La section disciplinaire de  l'université Toulouse 1 a, elle aussi, rendu son verdict sur le scandale financier autour du Ceregmia (Centre d'étude et de recherche en économie, gestion, modélisation et informatique appliquée). Une décision très attendue, dans une procédure "dépaysée" en raison du climat de tension qui règne en Martinique et en Guadeloupe autour de cette affaire qui touche les trois dirigeants de ce centre d'études soupçonnés d'avoir détourné des fonds européens.

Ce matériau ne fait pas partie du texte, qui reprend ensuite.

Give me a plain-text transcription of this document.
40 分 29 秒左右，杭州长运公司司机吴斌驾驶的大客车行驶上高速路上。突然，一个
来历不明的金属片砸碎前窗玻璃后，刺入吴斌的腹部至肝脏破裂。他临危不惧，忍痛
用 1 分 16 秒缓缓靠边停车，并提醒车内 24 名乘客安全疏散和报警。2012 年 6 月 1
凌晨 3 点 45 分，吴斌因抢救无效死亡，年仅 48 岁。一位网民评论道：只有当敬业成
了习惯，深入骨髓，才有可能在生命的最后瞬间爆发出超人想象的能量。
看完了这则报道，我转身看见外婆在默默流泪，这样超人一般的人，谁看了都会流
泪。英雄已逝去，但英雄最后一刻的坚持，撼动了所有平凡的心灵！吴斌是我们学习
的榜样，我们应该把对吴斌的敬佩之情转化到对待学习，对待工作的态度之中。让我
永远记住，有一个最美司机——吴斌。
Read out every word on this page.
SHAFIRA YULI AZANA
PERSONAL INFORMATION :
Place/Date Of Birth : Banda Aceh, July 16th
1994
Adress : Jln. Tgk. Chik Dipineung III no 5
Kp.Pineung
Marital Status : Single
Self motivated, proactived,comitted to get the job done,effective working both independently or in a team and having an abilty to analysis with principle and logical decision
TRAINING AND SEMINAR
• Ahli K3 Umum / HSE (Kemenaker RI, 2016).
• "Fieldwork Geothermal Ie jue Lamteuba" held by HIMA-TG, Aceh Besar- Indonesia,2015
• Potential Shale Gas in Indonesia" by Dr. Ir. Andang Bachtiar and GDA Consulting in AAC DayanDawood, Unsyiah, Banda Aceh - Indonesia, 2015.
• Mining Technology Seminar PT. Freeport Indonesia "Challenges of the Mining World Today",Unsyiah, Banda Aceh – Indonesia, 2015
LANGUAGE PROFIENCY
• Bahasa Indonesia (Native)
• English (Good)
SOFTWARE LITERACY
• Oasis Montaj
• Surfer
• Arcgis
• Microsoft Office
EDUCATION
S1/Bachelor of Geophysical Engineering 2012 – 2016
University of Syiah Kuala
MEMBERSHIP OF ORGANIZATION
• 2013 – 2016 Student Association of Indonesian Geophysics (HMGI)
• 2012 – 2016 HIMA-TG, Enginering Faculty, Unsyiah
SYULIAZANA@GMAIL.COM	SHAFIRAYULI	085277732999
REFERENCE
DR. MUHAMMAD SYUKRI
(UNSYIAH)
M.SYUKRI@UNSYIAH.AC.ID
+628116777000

Fred Célimène, directeur du laboratoire de recherche, Kinvi Logossah, directeur adjoint, et Éric Carpin, maître de conférences, ont ainsi comparu à Toulouse les 9 et 10 juin derniers, pour cette affaire qui fait par ailleurs l'objet d'une instruction judiciaire, mais aussi pour leurs "propos inappropriés envers la présidente de l'université et son équipe".

C'est pour ce dernier chef d'accusation que Fred Célimène écope d'une sanction, en se voyant interdit d'exercer ses fonctions de direction de laboratoire de recherche pendant cinq ans à l'université des Antilles. Kinvi Logossah et Éric Carpin, ses adjoints, ont reçu un blâme.

un recours devant le cneser

La section disciplinaire de l'université de Toulouse 1 n'a pas voulu se prononcer sur l'autre volet, les détournements de fonds européens présumés, préférant ne pas interférer avec l'enquête de la justice.

Dans une interview à “Martinique Première”, la présidente de l'université des Antilles, Corinne Mencé-Caster, a jugé ces sanctions insuffisantes et fait part de son intention de faire appel devant le Cneser (Conseil national de l'enseignement supérieur et de la recherche) de la décision du conseil de discipline.